Listening to the music the machines make,
I felt the floor change into an ocean.
We’ll never leave here, never.
Let’s stay in here forever.
And when the streets are quiet
We’ll walk out in the silence.

After Foxx left, violinist Billie Currie took over the band and recruited journeyman — some would say chancer — Midge Ure. I never cared much for him. It seems that wherever a new trend was, he would pop up. He was in a terrible band called Slik at the time of teenie-band Bay City Rollers, clocked in with the New Romantics with Visage, teamed up with ousted Sex Pistol Glen Matlock in The Rich Kids, was Bob Geldof’s sidekick for Live Aid, and most bizarrely of all played guitar for Thin Lizzy on an American tour.

The new Ultravox (without the !) scored their biggest hit with the grandiose “Vienna,” but it always sounded to me like a sham version of the European atmosphere Foxx had created. Foxx himself went on to a solo career which, while being as commercially unsuccessful as that of his band, was still recognized in some quarters. Apart from Gary Numan, as mentioned, Foxx also influenced Jean Michel Jarre, at one time the emperor of European electronic music.

Foxx has since worked in graphics and teaching, as well as offshoot musical projects. He is a softly-spoken, highly intelligent man I met once at a recording studio in north London in 1979. He was mixing his first solo album, Metamatic, and arrived on a beautiful Raleigh bicycle and wearing a sort of hacking jacket. He looked about as English as it is possible to look.

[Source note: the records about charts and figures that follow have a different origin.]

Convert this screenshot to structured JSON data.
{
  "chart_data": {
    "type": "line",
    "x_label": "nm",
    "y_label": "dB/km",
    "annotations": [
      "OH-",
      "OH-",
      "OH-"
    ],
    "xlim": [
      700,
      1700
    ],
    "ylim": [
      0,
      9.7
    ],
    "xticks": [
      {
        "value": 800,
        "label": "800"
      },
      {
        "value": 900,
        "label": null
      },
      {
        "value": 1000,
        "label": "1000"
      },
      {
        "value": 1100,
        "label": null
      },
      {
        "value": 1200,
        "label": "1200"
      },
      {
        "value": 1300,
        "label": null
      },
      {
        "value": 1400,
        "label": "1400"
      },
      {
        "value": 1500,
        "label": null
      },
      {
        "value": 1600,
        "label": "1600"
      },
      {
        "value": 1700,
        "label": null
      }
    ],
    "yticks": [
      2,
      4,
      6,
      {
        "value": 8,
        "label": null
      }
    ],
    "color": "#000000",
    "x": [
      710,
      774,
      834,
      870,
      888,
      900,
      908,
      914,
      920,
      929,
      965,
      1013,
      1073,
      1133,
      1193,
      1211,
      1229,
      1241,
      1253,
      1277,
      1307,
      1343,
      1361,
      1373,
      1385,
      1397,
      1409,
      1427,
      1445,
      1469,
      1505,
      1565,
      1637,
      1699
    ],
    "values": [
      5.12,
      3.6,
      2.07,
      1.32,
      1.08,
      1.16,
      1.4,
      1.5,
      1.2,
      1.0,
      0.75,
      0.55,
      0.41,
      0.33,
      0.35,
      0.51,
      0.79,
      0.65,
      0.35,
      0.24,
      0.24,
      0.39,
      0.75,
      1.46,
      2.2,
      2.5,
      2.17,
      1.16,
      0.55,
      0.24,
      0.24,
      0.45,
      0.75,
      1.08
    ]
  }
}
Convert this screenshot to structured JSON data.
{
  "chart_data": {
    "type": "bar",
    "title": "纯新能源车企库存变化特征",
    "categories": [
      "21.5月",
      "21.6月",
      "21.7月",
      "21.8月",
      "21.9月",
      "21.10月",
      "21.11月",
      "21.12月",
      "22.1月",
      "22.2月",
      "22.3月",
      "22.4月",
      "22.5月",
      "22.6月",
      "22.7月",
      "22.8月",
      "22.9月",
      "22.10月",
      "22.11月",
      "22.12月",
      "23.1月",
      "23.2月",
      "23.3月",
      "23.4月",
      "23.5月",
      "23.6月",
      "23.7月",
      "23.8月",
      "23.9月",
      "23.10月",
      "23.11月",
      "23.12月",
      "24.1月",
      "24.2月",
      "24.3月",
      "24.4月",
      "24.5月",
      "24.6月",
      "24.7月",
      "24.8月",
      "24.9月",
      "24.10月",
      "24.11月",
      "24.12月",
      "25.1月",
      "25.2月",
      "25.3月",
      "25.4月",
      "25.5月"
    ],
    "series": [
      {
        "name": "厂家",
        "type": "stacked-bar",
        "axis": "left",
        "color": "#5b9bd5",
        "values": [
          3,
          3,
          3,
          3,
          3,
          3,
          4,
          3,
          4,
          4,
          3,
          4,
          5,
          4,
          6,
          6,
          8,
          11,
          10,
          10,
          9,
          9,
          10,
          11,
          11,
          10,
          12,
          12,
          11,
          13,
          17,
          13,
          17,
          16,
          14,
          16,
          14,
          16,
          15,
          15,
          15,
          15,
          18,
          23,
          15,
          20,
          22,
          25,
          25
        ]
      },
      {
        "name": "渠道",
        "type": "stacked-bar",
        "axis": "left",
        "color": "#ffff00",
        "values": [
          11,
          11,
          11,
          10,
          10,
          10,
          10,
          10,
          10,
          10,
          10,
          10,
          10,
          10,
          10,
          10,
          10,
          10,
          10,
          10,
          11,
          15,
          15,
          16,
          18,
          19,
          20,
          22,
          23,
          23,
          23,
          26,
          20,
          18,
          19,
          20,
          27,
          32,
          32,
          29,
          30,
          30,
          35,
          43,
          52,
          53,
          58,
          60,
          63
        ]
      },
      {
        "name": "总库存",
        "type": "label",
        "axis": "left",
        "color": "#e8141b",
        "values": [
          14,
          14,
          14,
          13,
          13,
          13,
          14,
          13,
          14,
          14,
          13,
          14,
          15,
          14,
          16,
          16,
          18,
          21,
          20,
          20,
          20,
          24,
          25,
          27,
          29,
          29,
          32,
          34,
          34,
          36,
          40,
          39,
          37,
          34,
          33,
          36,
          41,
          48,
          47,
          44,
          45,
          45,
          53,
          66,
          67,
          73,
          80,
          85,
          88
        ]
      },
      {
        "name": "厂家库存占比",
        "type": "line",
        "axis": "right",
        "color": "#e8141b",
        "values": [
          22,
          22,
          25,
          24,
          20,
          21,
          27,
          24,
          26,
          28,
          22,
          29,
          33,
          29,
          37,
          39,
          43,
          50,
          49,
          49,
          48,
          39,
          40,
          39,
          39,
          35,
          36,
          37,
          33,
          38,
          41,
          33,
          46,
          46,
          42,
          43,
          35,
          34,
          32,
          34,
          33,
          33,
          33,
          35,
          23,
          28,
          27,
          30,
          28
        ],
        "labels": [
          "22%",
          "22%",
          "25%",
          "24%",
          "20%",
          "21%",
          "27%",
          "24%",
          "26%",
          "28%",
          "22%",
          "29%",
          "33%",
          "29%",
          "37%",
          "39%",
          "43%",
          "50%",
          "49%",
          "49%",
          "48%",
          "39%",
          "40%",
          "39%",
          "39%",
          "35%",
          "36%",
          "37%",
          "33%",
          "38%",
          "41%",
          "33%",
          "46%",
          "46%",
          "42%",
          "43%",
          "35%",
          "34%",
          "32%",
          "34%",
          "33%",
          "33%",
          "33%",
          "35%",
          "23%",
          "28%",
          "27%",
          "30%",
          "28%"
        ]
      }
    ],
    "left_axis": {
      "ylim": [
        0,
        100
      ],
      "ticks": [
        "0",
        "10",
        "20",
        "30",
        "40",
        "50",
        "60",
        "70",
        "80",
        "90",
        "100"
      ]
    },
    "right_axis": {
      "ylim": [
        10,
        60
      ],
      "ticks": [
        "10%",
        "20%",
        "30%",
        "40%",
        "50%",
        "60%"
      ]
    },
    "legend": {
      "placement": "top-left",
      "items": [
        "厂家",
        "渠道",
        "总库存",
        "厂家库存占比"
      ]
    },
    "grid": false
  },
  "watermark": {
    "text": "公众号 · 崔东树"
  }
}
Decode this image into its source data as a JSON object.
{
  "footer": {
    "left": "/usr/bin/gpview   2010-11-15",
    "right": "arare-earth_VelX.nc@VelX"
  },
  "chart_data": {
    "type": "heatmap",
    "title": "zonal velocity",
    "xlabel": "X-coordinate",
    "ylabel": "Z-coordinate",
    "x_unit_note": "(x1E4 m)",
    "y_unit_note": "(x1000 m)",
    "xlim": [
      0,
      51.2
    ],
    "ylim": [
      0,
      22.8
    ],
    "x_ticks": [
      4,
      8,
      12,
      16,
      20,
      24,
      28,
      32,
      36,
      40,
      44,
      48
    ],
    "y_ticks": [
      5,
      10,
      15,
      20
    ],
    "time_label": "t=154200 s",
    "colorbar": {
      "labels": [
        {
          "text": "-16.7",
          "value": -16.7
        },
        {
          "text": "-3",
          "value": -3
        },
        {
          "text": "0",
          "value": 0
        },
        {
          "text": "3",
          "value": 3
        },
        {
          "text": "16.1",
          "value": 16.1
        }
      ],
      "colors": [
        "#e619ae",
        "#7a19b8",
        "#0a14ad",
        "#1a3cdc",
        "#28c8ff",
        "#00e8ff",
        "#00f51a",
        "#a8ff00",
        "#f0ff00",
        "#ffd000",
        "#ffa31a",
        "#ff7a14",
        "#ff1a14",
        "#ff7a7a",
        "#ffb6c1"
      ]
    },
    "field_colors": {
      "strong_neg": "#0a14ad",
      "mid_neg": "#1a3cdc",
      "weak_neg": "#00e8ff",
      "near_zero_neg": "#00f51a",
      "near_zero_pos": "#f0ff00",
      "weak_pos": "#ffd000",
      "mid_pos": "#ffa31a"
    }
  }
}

A maverick experimenter, a talented poet at a time when punk didn’t have much to offer in terms of the poetic, and possessed of a voice which always had an air of mystery about it, John Foxx was a man ahead of his time whose first three albums — perhaps given that they were so futuristic — still sound compelling today, maybe because the current music industry is as bleak as some of Foxx’s Ballard-inspired lyrical landscapes.